Alpine Snowboarding is a generic name for using an Alpine Setup. This refers to Free-Ride or Race Type Boards, with plate bindings and hard shell boots. This setup is really best on groomed runs where the rider will make high speed arcing turns. However, alpine setups are also used for extreme and backcountry type riding, primarily in Europe. Recently this is less common as many backcountry and extreme riders are more comfortable on a softer Freestyle type of setup.
Longer, stiffer board designed for all mountain riding or designed for carving. Plate bindings are a metal base that attaches to the board with a bail and clasp type binding to secure a rigid boot. The boots are hard plastic injection molded type boots. Much like a ski boot, the hard shell snowboarding boot offers a much stiffer flex and allows for quicker edge change and more commanding edge pressuring by the rider.
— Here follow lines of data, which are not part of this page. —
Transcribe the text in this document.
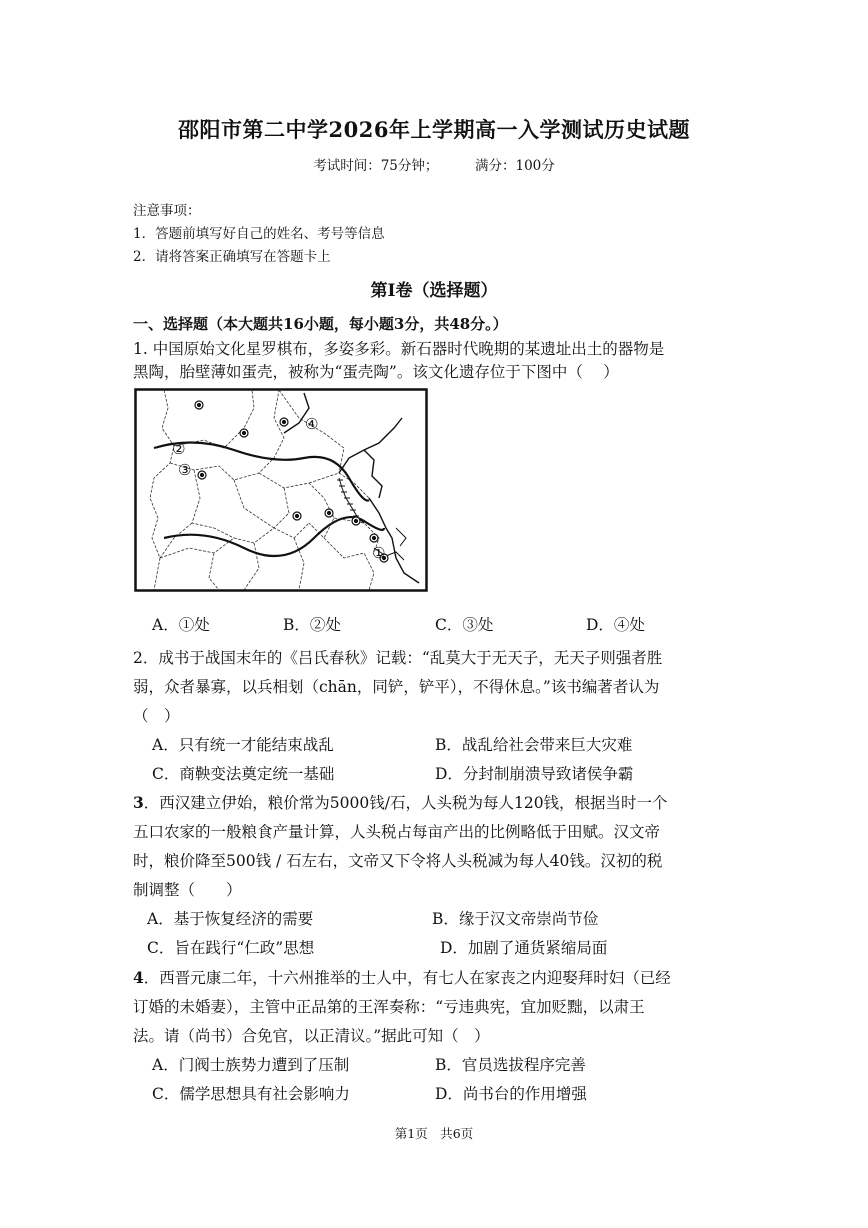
邵阳市第二中学2026年上学期高一入学测试历史试题
考试时间：75分钟；	满分：100分
注意事项：
1．答题前填写好自己的姓名、考号等信息
2．请将答案正确填写在答题卡上
第Ⅰ卷（选择题）
一、选择题（本大题共16小题，每小题3分，共48分。）
1. 中国原始文化星罗棋布，多姿多彩。新石器时代晚期的某遗址出土的器物是
黑陶，胎壁薄如蛋壳，被称为“蛋壳陶”。该文化遗存位于下图中（　 ）
④
②
③
①
A．①处	B．②处	C．③处	D．④处
2．成书于战国末年的《吕氏春秋》记载：“乱莫大于无天子，无天子则强者胜
弱，众者暴寡，以兵相刬（chān，同铲，铲平），不得休息。”该书编著者认为
（　）
A．只有统一才能结束战乱	B．战乱给社会带来巨大灾难
C．商鞅变法奠定统一基础	D．分封制崩溃导致诸侯争霸
3．西汉建立伊始，粮价常为5000钱/石，人头税为每人120钱，根据当时一个
五口农家的一般粮食产量计算，人头税占每亩产出的比例略低于田赋。汉文帝
时，粮价降至500钱 / 石左右，文帝又下令将人头税减为每人40钱。汉初的税
制调整（　　）
A．基于恢复经济的需要	B．缘于汉文帝崇尚节俭
C．旨在践行“仁政”思想	D．加剧了通货紧缩局面
4．西晋元康二年，十六州推举的士人中，有七人在家丧之内迎娶拜时妇（已经
订婚的未婚妻），主管中正品第的王浑奏称：“亏违典宪，宜加贬黜，以肃王
法。请（尚书）合免官，以正清议。”据此可知（　）
A．门阀士族势力遭到了压制	B．官员选拔程序完善
C．儒学思想具有社会影响力	D．尚书台的作用增强
第1页　共6页
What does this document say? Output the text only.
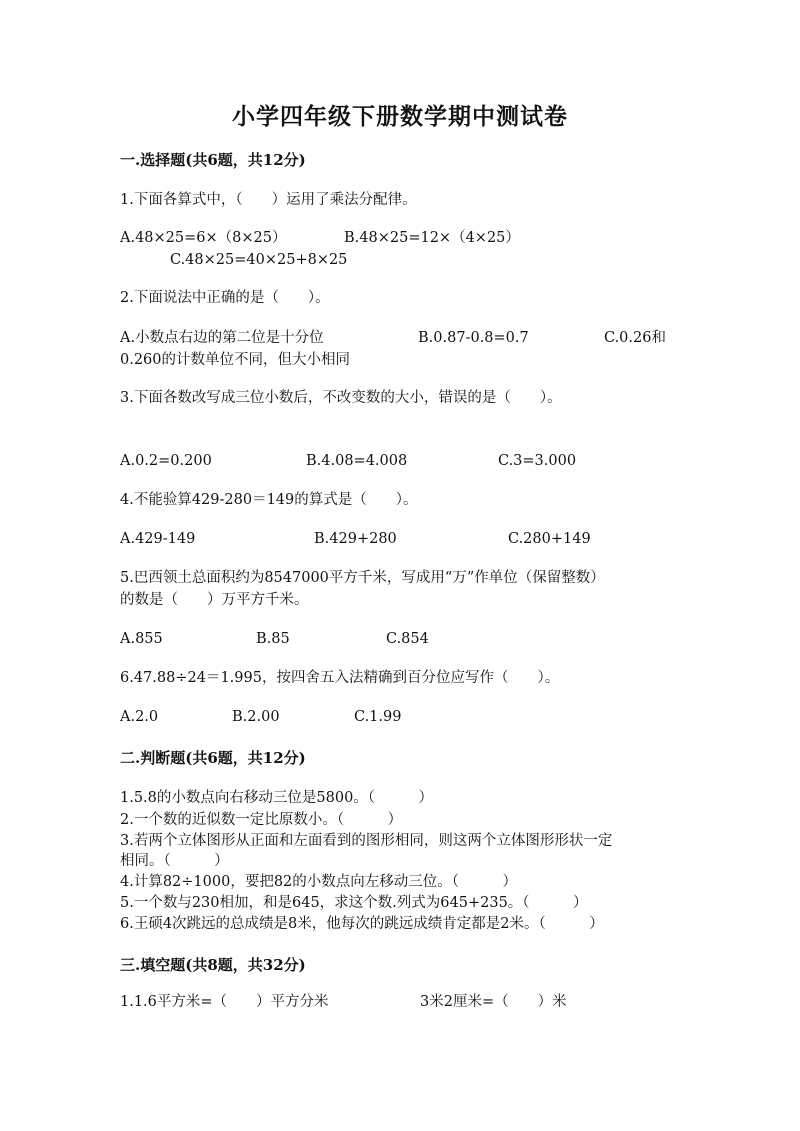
小学四年级下册数学期中测试卷
一.选择题(共6题，共12分)
1.下面各算式中，（　　）运用了乘法分配律。
A.48×25=6×（8×25）	B.48×25=12×（4×25）
C.48×25=40×25+8×25
2.下面说法中正确的是（　　）。
A.小数点右边的第二位是十分位	B.0.87-0.8=0.7	C.0.26和
0.260的计数单位不同，但大小相同
3.下面各数改写成三位小数后，不改变数的大小，错误的是（　　）。
A.0.2=0.200	B.4.08=4.008	C.3=3.000
4.不能验算429-280＝149的算式是（　　）。
A.429-149	B.429+280	C.280+149
5.巴西领土总面积约为8547000平方千米，写成用“万”作单位（保留整数）
的数是（　　）万平方千米。
A.855	B.85	C.854
6.47.88÷24＝1.995，按四舍五入法精确到百分位应写作（　　）。
A.2.0	B.2.00	C.1.99
二.判断题(共6题，共12分)
1.5.8的小数点向右移动三位是5800。（　　　）
2.一个数的近似数一定比原数小。（　　　）
3.若两个立体图形从正面和左面看到的图形相同，则这两个立体图形形状一定
相同。（　　　）
4.计算82÷1000，要把82的小数点向左移动三位。（　　　）
5.一个数与230相加，和是645，求这个数.列式为645+235。（　　　）
6.王硕4次跳远的总成绩是8米，他每次的跳远成绩肯定都是2米。（　　　）
三.填空题(共8题，共32分)
1.1.6平方米=（　　）平方分米	3米2厘米=（　　）米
Great for carving trenches, the alpine setup is choice for Slalom and Giant Slalom racing.
You must love to carve arcing turns across the fall-line with aggressive edge transitions and angulation. This kind of riding setup just takes time to get comfortable with. Once you get a grasp on it though, it is incredibly fun.
Alpine Snowboarding in its groomer shredding environment most closely represents slalom skateboarding. The setup on a nice groomer results in quick, true carve turns. The style created by this setup is distinctly different than that of freestyle type setups. With narrow boards, the binding angles on the board are at a much higher angle across the board to avoid heel or toe drag. Where a freestyle rider might ride angles of 12-18 degrees on the front foot, and 0 to -12 degrees on the back foot, an alpine setup is more like 45 degrees on the front foot and 40 degrees on the back. This dramatically changes the appearance of the riders’ stance and alignment on the board. Alpine riding can resemble the appearance of a Slalom Water Skier with the body coming close to the ground during the apex of each arcing turn.
Alpine Snowboarding also has a very different clothing style. While it still often has a skate style backbone, most alpine riders are also influenced by mountaineering and more endurance type summer sports. Running, Road and Mountain Biking and other technically physical athletics form much of the persona of the Alpine Rider.